Comencé a escribir sobre lo bueno del amor, el romanticismo. Al ver que no
producía efecto alguna mostré lo malo de la sociedad, los políticos.
Investigue
sus vicios, tranzas, su oculta apariencia y su indiferencia para resolver los
problemas sociales. Los describía con burla, faltos de toda virtud y bondad,
cuyo único sentido de su vida era apoderarse de los recursos públicos al igual
que su familia. Fui elogiado por ello y arrastrado a las luchas estudiantiles.
Trabe
amistades con estudiantes iguales a mi persona y me vi convertido en uno de los
suyos marchando por las calles. Ya no podía mirar hacia atrás para ver el rostro
del escritor romántico ahora estaba en pie de guerra por lo que deje de lado
los versos, prosa para dar paso a las consignas, manifiestos, opiniones
críticas.
Las personas
mayores de mi época lo llamaron el libertinaje de los jóvenes, en cambio nosotros
considerábamos que había llegado el momento en dejar atrás las teorías
socialistas para llevarlas a la práctica. Mi visión de la vida cambio por
completo, los jóvenes tomamos por completo la agenda nacional, fuimos la parte
principal de las preocupaciones de un gobierno corrupto.
Nuestra
misión fue sensibilizar a la gente que se platearan una forma diferente de
vivir ya que poco podíamos hablarles de la pobreza que ellos la vivían en carne
propia. Fueron años en los que escribía con el estómago vacío y con las tripas
pegadas al espinazo por el miedo a ser arrestado por el gobierno que se
divertía destazando jóvenes para desaparecerlos.
Ser un
estudiante comprometido con la sociedad le daba sentido a mi vida, me sentía
satisfecho.
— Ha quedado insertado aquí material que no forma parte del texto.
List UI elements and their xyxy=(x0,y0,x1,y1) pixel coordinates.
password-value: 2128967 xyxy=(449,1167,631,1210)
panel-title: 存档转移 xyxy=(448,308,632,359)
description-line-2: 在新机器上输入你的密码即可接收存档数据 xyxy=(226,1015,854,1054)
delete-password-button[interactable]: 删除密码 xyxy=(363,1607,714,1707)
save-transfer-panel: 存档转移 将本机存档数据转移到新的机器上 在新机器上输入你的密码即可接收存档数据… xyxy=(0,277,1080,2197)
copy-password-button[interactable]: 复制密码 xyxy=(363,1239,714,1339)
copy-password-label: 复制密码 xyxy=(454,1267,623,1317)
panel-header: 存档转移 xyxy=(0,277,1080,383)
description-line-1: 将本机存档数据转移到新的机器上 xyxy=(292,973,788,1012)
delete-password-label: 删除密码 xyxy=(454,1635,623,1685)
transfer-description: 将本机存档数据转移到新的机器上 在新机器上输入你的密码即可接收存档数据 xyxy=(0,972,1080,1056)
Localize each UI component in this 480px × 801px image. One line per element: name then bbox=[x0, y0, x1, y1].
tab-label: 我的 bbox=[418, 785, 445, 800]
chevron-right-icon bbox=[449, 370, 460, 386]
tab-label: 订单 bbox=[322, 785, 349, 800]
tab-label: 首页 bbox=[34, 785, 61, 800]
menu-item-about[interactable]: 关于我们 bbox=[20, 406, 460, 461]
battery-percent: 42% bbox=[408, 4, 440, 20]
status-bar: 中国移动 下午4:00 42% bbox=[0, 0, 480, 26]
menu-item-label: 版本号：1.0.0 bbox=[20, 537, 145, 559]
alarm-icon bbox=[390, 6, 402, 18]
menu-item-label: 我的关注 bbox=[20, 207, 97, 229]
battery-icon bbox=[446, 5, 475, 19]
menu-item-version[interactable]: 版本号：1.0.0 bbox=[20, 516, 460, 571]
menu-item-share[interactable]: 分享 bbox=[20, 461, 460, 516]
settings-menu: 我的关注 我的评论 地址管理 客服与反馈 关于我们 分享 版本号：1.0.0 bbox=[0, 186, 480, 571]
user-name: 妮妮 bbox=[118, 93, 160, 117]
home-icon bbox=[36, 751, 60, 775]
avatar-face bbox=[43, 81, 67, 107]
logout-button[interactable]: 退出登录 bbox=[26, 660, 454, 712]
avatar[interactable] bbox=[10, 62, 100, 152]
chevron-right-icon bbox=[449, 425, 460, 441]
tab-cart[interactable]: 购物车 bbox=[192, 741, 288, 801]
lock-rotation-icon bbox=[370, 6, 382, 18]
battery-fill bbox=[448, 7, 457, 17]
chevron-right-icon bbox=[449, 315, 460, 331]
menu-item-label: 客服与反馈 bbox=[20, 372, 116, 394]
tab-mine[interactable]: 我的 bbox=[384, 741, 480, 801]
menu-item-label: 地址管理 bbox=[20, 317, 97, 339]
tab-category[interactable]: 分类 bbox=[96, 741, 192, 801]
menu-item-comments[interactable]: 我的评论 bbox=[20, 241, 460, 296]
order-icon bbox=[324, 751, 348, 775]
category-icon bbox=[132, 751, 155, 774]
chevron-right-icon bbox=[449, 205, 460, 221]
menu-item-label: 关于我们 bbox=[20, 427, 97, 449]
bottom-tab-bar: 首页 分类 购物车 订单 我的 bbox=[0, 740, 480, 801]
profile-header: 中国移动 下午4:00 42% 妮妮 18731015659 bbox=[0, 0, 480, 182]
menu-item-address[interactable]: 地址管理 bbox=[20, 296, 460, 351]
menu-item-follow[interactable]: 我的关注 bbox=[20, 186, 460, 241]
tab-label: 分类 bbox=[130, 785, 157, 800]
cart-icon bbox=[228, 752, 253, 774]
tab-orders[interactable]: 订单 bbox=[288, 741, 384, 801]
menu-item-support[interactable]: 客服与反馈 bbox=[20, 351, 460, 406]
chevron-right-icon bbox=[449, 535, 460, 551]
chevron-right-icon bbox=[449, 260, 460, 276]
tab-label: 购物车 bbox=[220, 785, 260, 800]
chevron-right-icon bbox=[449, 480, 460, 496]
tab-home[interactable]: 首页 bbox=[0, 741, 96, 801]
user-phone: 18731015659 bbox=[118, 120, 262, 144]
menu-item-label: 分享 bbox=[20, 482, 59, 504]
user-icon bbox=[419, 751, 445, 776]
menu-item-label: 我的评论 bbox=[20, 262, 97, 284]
Muchos de mis compañeros dijeron somos la juventud de los útiles,
los que la sociedad necesita y no importa que algunos nos valoren como los
malos de la película social. Entre nosotros discutíamos, peleamos, nos
regañábamos, engañábamos, nos comportábamos egoístas, y salíamos a las calles
tomados de los brazos sin importar nuestras diferencias.
En la
Universidad comencé a observar más detenidamente a los políticos, y me convencí
de que casi todos, eran gente inmoral y, en su mayoría, gente mala,
insignificante en carácter -muy inferior al de aquellas personas que leía en
mis libros épicos de la infancia. Ni siquiera conocían la palabra virtud o
decencia. Los estudiantes nos cansamos de este engaño y por extraño que parezca
llegamos a negociaciones con ellos que nunca cumplieron.
Fue así como
comprendí toda esta mentira en la que vivimos, en el rostro y palabras de
santos en campañas. Ingenuamente creí que estaba capacitado para ser maestro,
artista, escritor, poeta nunca imagine que seguiría enfrentándome con lo peor
que ha parido nuestra historia en la sociedad. Al recordar aquella época y
observar los vicios nuevos admiro como se han desarrollado los perversos.
Nunca he
estado arrepentido de luchar en contra de ellos, pero el ánimo me fue
alcanzando al ver cómo llegan sus hijos y reproducen sus vicios aprendidos de
la mano de su padre. Es cuando surge aquel mismo sentimiento de salir a luchar,
pero estoy convencido que la gente cómoda gritara que estamos locos porque
están catequizados que no existe otro tipo de vida.